Personally, I don't think the DM should be a fan* of the characters and at the same time don't think the DM should be a fan of their opponents either. The DM instead should be neutral, as should any referee.

* - where "fan" means active cheering supporter of, as would be a fan of a sports team or an entertainer.
Well, check.
 

Like I said, it's no different than having a line or veil in a game. If a player says "don't do X," and another player deliberately does X repeatedly, then they've broken the game's social contract and it's completely understandable if they get booted.
Is it?

One could argue - and I will, just for kicks - that there's sometimes a case to be made that the one to boot is the one who is trying to impose the limitation rather than the one who is violating said limitation.

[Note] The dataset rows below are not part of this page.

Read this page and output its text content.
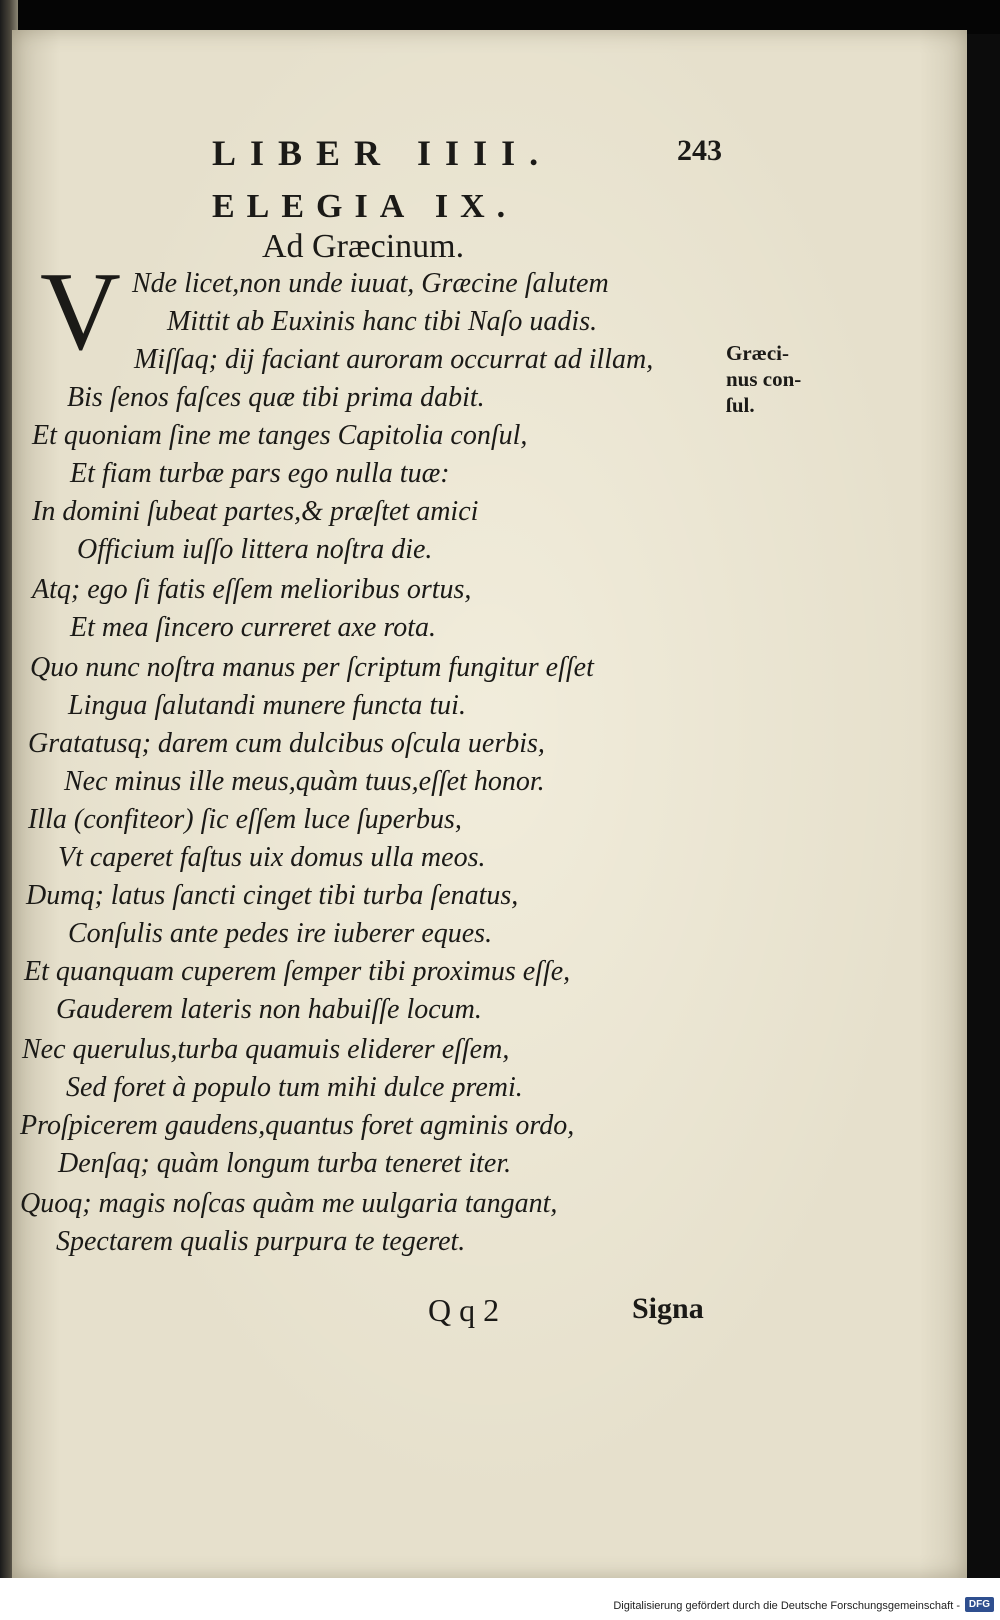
LIBER IIII.	243
ELEGIA IX.
Ad Græcinum.
V Nde licet,non unde iuuat, Græcine ſalutem
Mittit ab Euxinis hanc tibi Naſo uadis.
Miſſaq; dij faciant auroram occurrat ad illam,
Bis ſenos faſces quæ tibi prima dabit.
Et quoniam ſine me tanges Capitolia conſul,
Et fiam turbæ pars ego nulla tuæ:
In domini ſubeat partes,& præſtet amici
Officium iuſſo littera noſtra die.
Atq; ego ſi fatis eſſem melioribus ortus,
Et mea ſincero curreret axe rota.
Quo nunc noſtra manus per ſcriptum fungitur eſſet
Lingua ſalutandi munere functa tui.
Gratatusq; darem cum dulcibus oſcula uerbis,
Nec minus ille meus,quàm tuus,eſſet honor.
Illa (confiteor) ſic eſſem luce ſuperbus,
Vt caperet faſtus uix domus ulla meos.
Dumq; latus ſancti cinget tibi turba ſenatus,
Conſulis ante pedes ire iuberer eques.
Et quanquam cuperem ſemper tibi proximus eſſe,
Gauderem lateris non habuiſſe locum.
Nec querulus,turba quamuis eliderer eſſem,
Sed foret à populo tum mihi dulce premi.
Proſpicerem gaudens,quantus foret agminis ordo,
Denſaq; quàm longum turba teneret iter.
Quoq; magis noſcas quàm me uulgaria tangant,
Spectarem qualis purpura te tegeret.
Græci-
nus con-
ſul.
Q q 2	Signa
Digitalisierung gefördert durch die Deutsche Forschungsgemeinschaft - DFG
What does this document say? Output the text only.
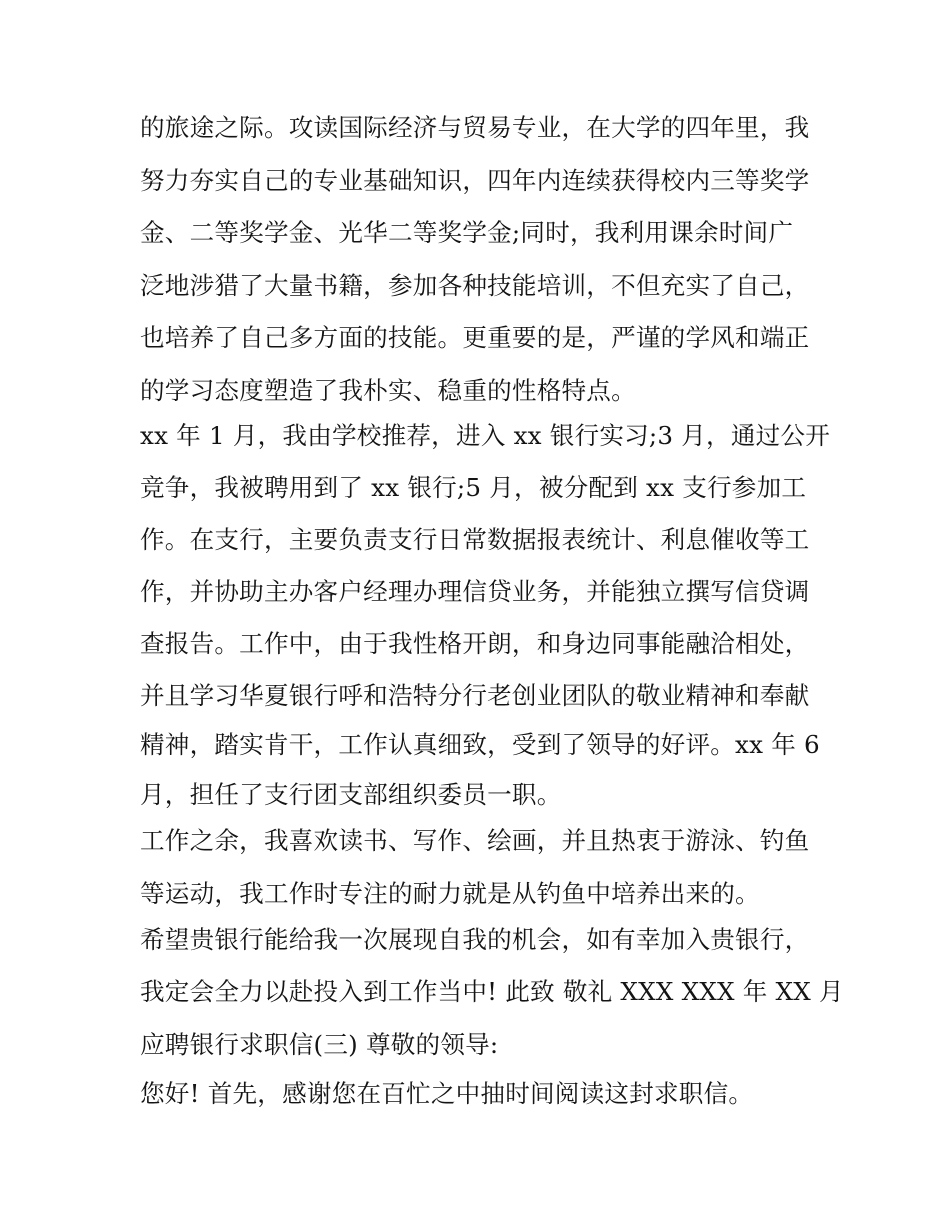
的旅途之际。攻读国际经济与贸易专业，在大学的四年里，我
努力夯实自己的专业基础知识，四年内连续获得校内三等奖学
金、二等奖学金、光华二等奖学金;同时，我利用课余时间广
泛地涉猎了大量书籍，参加各种技能培训，不但充实了自己，
也培养了自己多方面的技能。更重要的是，严谨的学风和端正
的学习态度塑造了我朴实、稳重的性格特点。
xx 年 1 月，我由学校推荐，进入 xx 银行实习;3 月，通过公开
竞争，我被聘用到了 xx 银行;5 月，被分配到 xx 支行参加工
作。在支行，主要负责支行日常数据报表统计、利息催收等工
作，并协助主办客户经理办理信贷业务，并能独立撰写信贷调
查报告。工作中，由于我性格开朗，和身边同事能融洽相处，
并且学习华夏银行呼和浩特分行老创业团队的敬业精神和奉献
精神，踏实肯干，工作认真细致，受到了领导的好评。xx 年 6
月，担任了支行团支部组织委员一职。
工作之余，我喜欢读书、写作、绘画，并且热衷于游泳、钓鱼
等运动，我工作时专注的耐力就是从钓鱼中培养出来的。
希望贵银行能给我一次展现自我的机会，如有幸加入贵银行，
我定会全力以赴投入到工作当中! 此致 敬礼 XXX XXX 年 XX 月
应聘银行求职信(三) 尊敬的领导:
您好! 首先，感谢您在百忙之中抽时间阅读这封求职信。
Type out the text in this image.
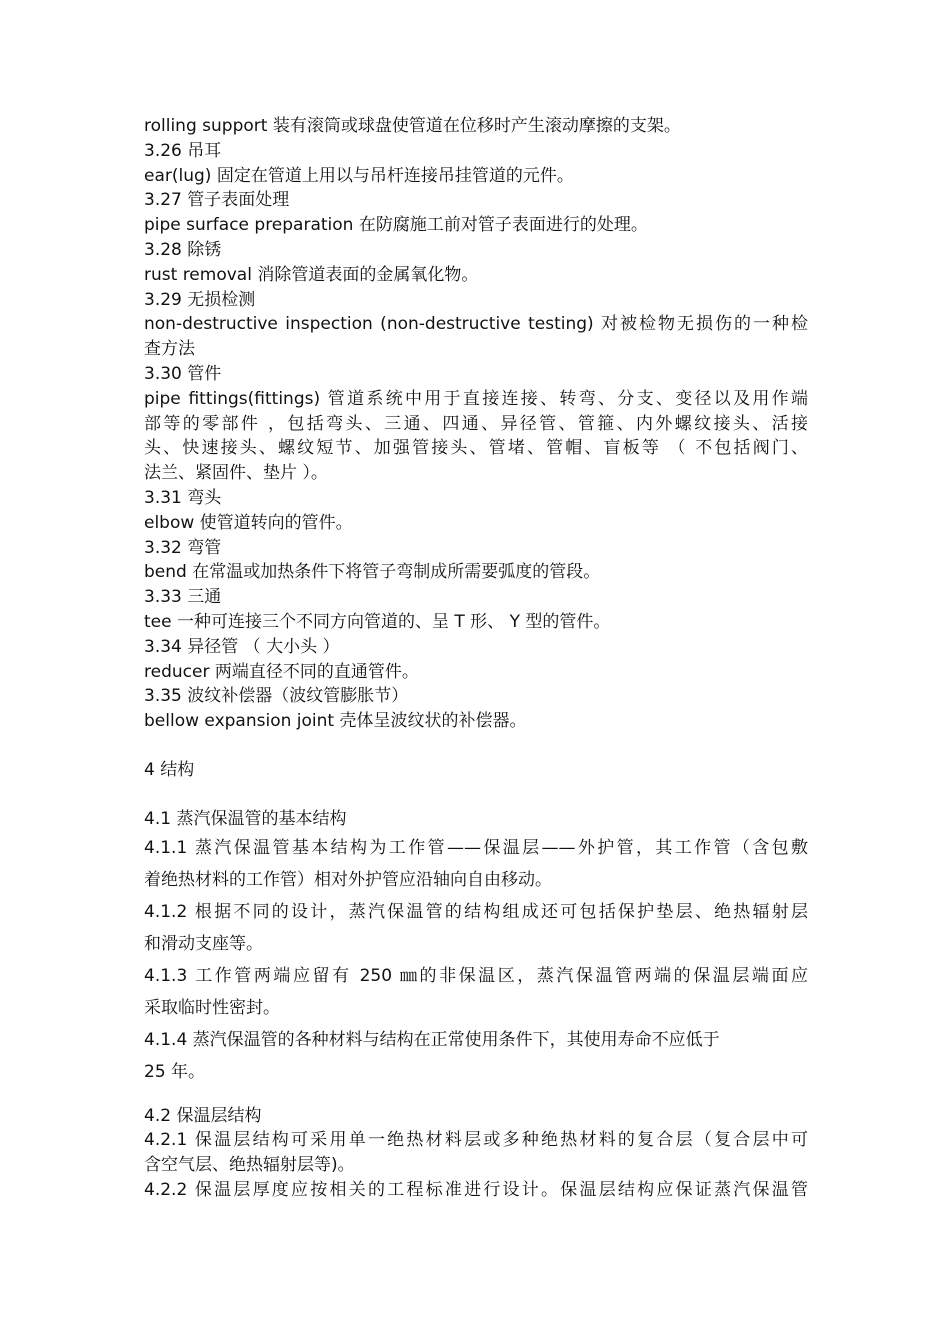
rolling support 装有滚筒或球盘使管道在位移时产生滚动摩擦的支架。
3.26 吊耳
ear(lug) 固定在管道上用以与吊杆连接吊挂管道的元件。
3.27 管子表面处理
pipe surface preparation 在防腐施工前对管子表面进行的处理。
3.28 除锈
rust removal 消除管道表面的金属氧化物。
3.29 无损检测
non-destructive inspection (non-destructive testing) 对被检物无损伤的一种检
查方法
3.30 管件
pipe fittings(fittings) 管道系统中用于直接连接、转弯、分支、变径以及用作端
部等的零部件 ，包括弯头、三通、四通、异径管、管箍、内外螺纹接头、活接
头、快速接头、螺纹短节、加强管接头、管堵、管帽、盲板等 （ 不包括阀门、
法兰、紧固件、垫片 ）。
3.31 弯头
elbow 使管道转向的管件。
3.32 弯管
bend 在常温或加热条件下将管子弯制成所需要弧度的管段。
3.33 三通
tee 一种可连接三个不同方向管道的、呈 T 形、 Y 型的管件。
3.34 异径管 （ 大小头 ）
reducer 两端直径不同的直通管件。
3.35 波纹补偿器（波纹管膨胀节）
bellow expansion joint 壳体呈波纹状的补偿器。
4 结构
4.1 蒸汽保温管的基本结构
4.1.1 蒸汽保温管基本结构为工作管——保温层——外护管，其工作管（含包敷
着绝热材料的工作管）相对外护管应沿轴向自由移动。
4.1.2 根据不同的设计，蒸汽保温管的结构组成还可包括保护垫层、绝热辐射层
和滑动支座等。
4.1.3 工作管两端应留有 250 ㎜的非保温区，蒸汽保温管两端的保温层端面应
采取临时性密封。
4.1.4 蒸汽保温管的各种材料与结构在正常使用条件下，其使用寿命不应低于
25 年。
4.2 保温层结构
4.2.1 保温层结构可采用单一绝热材料层或多种绝热材料的复合层（复合层中可
含空气层、绝热辐射层等)。
4.2.2 保温层厚度应按相关的工程标准进行设计。保温层结构应保证蒸汽保温管
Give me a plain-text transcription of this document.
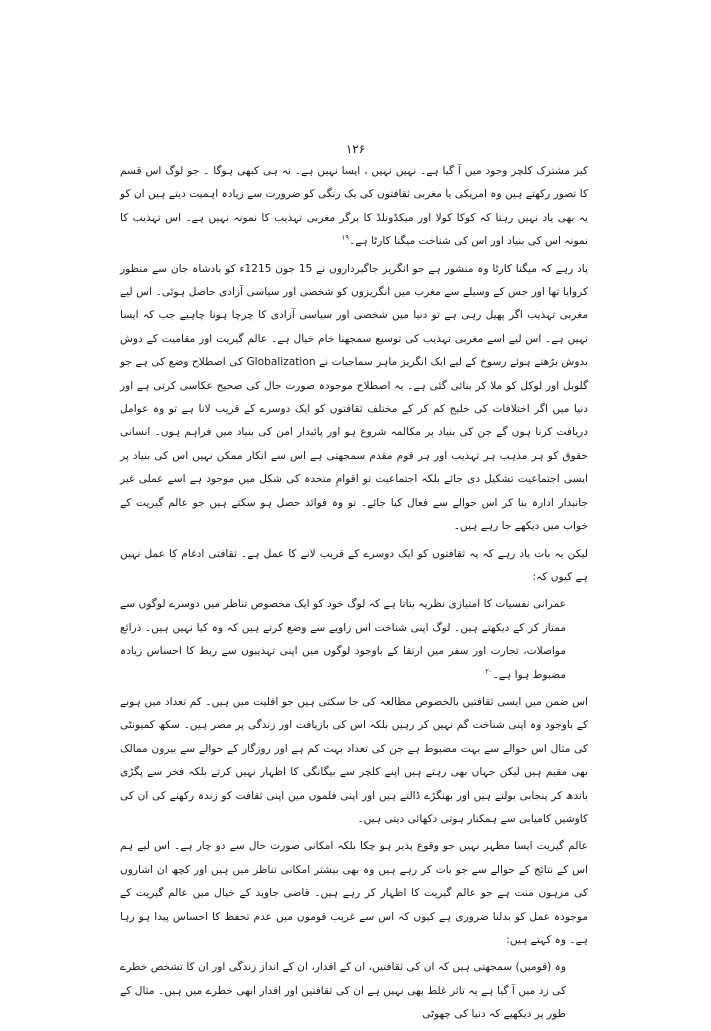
۱۲۶

کیر مشترک کلچر وجود میں آ گیا ہے۔ نہیں نہیں ، ایسا نہیں ہے۔ نہ ہی کبھی ہوگا ۔ جو لوگ اس قسم کا تصور رکھتے ہیں وہ امریکی یا مغربی ثقافتوں کی یک رنگی کو ضرورت سے زیادہ اہمیت دیتے ہیں ان کو یہ بھی یاد نہیں رہتا کہ کوکا کولا اور میکڈونلڈ کا برگر مغربی تہذیب کا نمونہ نہیں ہے۔ اس تہذیب کا نمونہ اس کی بنیاد اور اس کی شناخت میگنا کارٹا ہے۔$^{۱۹}$

یاد رہے کہ میگنا کارٹا وہ منشور ہے جو انگریز جاگیرداروں نے 15 جون 1215ء کو بادشاہ جان سے منظور کروایا تھا اور جس کے وسیلے سے مغرب میں انگریزوں کو شخصی اور سیاسی آزادی حاصل ہوئی۔ اس لیے مغربی تہذیب اگر پھیل رہی ہے تو دنیا میں شخصی اور سیاسی آزادی کا چرچا ہونا چاہیے جب کہ ایسا نہیں ہے۔ اس لیے اسے مغربی تہذیب کی توسیع سمجھنا خام خیال ہے۔ عالم گیریت اور مقامیت کے دوش بدوش بڑھتے ہوئے رسوخ کے لیے ایک انگریز ماہر سماجیات نے Globalization کی اصطلاح وضع کی ہے جو گلوبل اور لوکل کو ملا کر بنائی گئی ہے۔ یہ اصطلاح موجودہ صورت حال کی صحیح عکاسی کرتی ہے اور دنیا میں اگر اختلافات کی خلیج کم کر کے مختلف ثقافتوں کو ایک دوسرے کے قریب لانا ہے تو وہ عوامل دریافت کرنا ہوں گے جن کی بنیاد پر مکالمہ شروع ہو اور پائیدار امن کی بنیاد میں فراہم ہوں۔ انسانی حقوق کو ہر مذہب ہر تہذیب اور ہر قوم مقدم سمجھتی ہے اس سے انکار ممکن نہیں اس کی بنیاد پر ایسی اجتماعیت تشکیل دی جائے بلکہ اجتماعیت تو اقوامِ متحدہ کی شکل میں موجود ہے اسے عملی غیر جانبدار ادارہ بنا کر اس حوالے سے فعال کیا جائے۔ تو وہ فوائد حصل ہو سکتے ہیں جو عالم گیریت کے خواب میں دیکھے جا رہے ہیں۔

لیکن یہ بات یاد رہے کہ یہ ثقافتوں کو ایک دوسرے کے قریب لانے کا عمل ہے۔ ثقافتی ادغام کا عمل نہیں ہے کیوں کہ:

عمرانی نفسیات کا امتیازی نظریہ بتاتا ہے کہ لوگ خود کو ایک مخصوص تناظر میں دوسرے لوگوں سے ممتاز کر کے دیکھتے ہیں۔ لوگ اپنی شناخت اس زاویے سے وضع کرتے ہیں کہ وہ کیا نہیں ہیں۔ ذرائع مواصلات، تجارت اور سفر میں ارتقا کے باوجود لوگوں میں اپنی تہذیبوں سے ربط کا احساس زیادہ مضبوط ہوا ہے۔$^{۲۰}$

اس ضمن میں ایسی ثقافتیں بالخصوص مطالعہ کی جا سکتی ہیں جو اقلیت میں ہیں۔ کم تعداد میں ہونے کے باوجود وہ اپنی شناخت گم نہیں کر رہیں بلکہ اس کی بازیافت اور زندگی پر مصر ہیں۔ سکھ کمیونٹی کی مثال اس حوالے سے بہت مضبوط ہے جن کی تعداد بہت کم ہے اور روزگار کے حوالے سے بیرون ممالک بھی مقیم ہیں لیکن جہاں بھی رہتے ہیں اپنے کلچر سے بیگانگی کا اظہار نہیں کرتے بلکہ فخر سے پگڑی باندھ کر پنجابی بولتے ہیں اور بھنگڑے ڈالتے ہیں اور اپنی فلموں میں اپنی ثقافت کو زندہ رکھنے کی ان کی کاوشیں کامیابی سے ہمکنار ہوتی دکھائی دیتی ہیں۔

عالم گیریت ایسا مظہر نہیں جو وقوع پذیر ہو چکا بلکہ امکانی صورت حال سے دو چار ہے۔ اس لیے ہم اس کے نتائج کے حوالے سے جو بات کر رہے ہیں وہ بھی بیشتر امکانی تناظر میں ہیں اور کچھ ان اشاروں کی مرہون منت ہے جو عالم گیریت کا اظہار کر رہے ہیں۔ قاضی جاوید کے خیال میں عالم گیریت کے موجودہ عمل کو بدلنا ضروری ہے کیوں کہ اس سے غریب قوموں میں عدم تحفظ کا احساس پیدا ہو رہا ہے۔ وہ کہتے ہیں:

وہ (قومیں) سمجھتی ہیں کہ ان کی ثقافتیں، ان کے اقدار، ان کے انداز زندگی اور ان کا تشخص خطرے کی زد میں آ گیا ہے یہ تاثر غلط بھی نہیں ہے ان کی ثقافتیں اور اقدار ابھی خطرے میں ہیں۔ مثال کے طور پر دیکھیے کہ دنیا کی چھوٹی
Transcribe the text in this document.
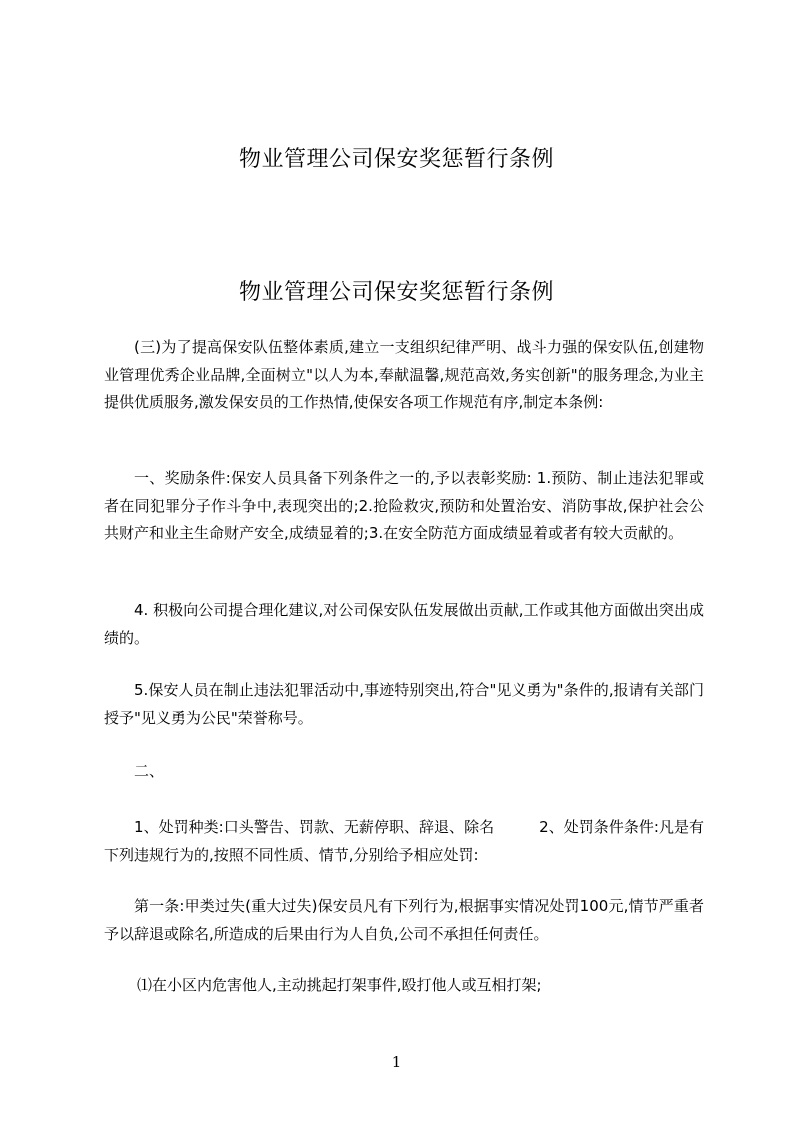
物业管理公司保安奖惩暂行条例
物业管理公司保安奖惩暂行条例

(三)为了提高保安队伍整体素质,建立一支组织纪律严明、战斗力强的保安队伍,创建物业管理优秀企业品牌,全面树立"以人为本,奉献温馨,规范高效,务实创新"的服务理念,为业主提供优质服务,激发保安员的工作热情,使保安各项工作规范有序,制定本条例:

一、奖励条件:保安人员具备下列条件之一的,予以表彰奖励: 1.预防、制止违法犯罪或者在同犯罪分子作斗争中,表现突出的;2.抢险救灾,预防和处置治安、消防事故,保护社会公共财产和业主生命财产安全,成绩显着的;3.在安全防范方面成绩显着或者有较大贡献的。

4. 积极向公司提合理化建议,对公司保安队伍发展做出贡献,工作或其他方面做出突出成绩的。

5.保安人员在制止违法犯罪活动中,事迹特别突出,符合"见义勇为"条件的,报请有关部门授予"见义勇为公民"荣誉称号。

二、

1、处罚种类:口头警告、罚款、无薪停职、辞退、除名　　　2、处罚条件条件:凡是有下列违规行为的,按照不同性质、情节,分别给予相应处罚:

第一条:甲类过失(重大过失)保安员凡有下列行为,根据事实情况处罚100元,情节严重者予以辞退或除名,所造成的后果由行为人自负,公司不承担任何责任。

⑴在小区内危害他人,主动挑起打架事件,殴打他人或互相打架;

1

I had this come up many a time in much younger years when two (or more) people would be friends of mine but weren't getting along with each other. Eventually one of them would say to me something like "You've gotta choose which one of us you're gonna hang around with", and almost invariably my response would be to choose against the one who had tried to limit my friendships by forcing that choice.

Same principle applies here, unless the 'X' people are being asked not to do runs well beyond the bounds of common decency. If a player says "Don't do X" where X is something fairly harmless (e.g. speaking with a funny accent for a character, playing a character sub-optimally, etc.) I'm going to be looking far harder at the player making that request than at the player to whom the request is made; and even more so if it comes down to a "him or me in the game" choice. You force that choice, you're very very likely going to lose.
 

I hate digging into single points this deep into a thread, but, this one stuck out at me bad enough I gotta comment on it and hammer on it like a nail.


how

how in the world does "Being a fan of a fictional character" not make sense?

Do you... Not like fictional characters? Didn't read LotR and want Frodo and Sam to succeed?
I want Frodo and Sam to succeed.

I'm also not DMing them, which makes my point of view entirely different. As a reader, I'm an engaged spectator cheering them on. As a DM I'm supposed to be a neutral referee not cheering anybody on.
That's being a fan. You're not making things easy for them, you're the maker of the Original Character about the poor the Bad Times Juice on them (as everyone who has ever made an original character does) and wanting to see them struggle against it. But just the same, you want to see what they do. Eager to see their next adventure, the next way they mess up and crash into the house of cards around them.
That's being interested, but being interested alone doesn't make you a fan. A fan actively wants them to succeed, where an interested viewer just wants to see what comes next without concern for whether they succeed or fail or somethingin between.

That's the flaw with the phrase "Be a fan of the characters" as DM advice, because being a fan means actively wanting them to succeed and thus implies the imposition of a bias toward making sure they do succeed.

"Be interested in the characters" would be a far better phrasing.
 

I don't think lines and veils normally work under the description "evil".

Nor did I say anything about "fairness".

I simply said that a rule that says If the GM judges a player's character as acting in an evil fashion, the player forfetis the chance to play that character in that game is not a rule that gives the players full control over their PCs.

So? If I'm in a group and someone starts bullying and intimidating other players in the group to the point where it becomes uncomfortable for other players what happens? What if they start spewing racist garbage, misogyny and insults? Suppose they literally start yelling and screaming at others because "that's who their character is"?

In functional groups that abusive player is at best going to be asked to tone it down and more likely will be kicked out of the group. I assume we all have limits on what type of behavior we allow when playing a game with others. I don't see an issue with that. I don't see an issue with telling people I don't allow evil PCs because that's not the kind of game I want to be involved in.

Why should one person's preference override the preferences of the rest of the group?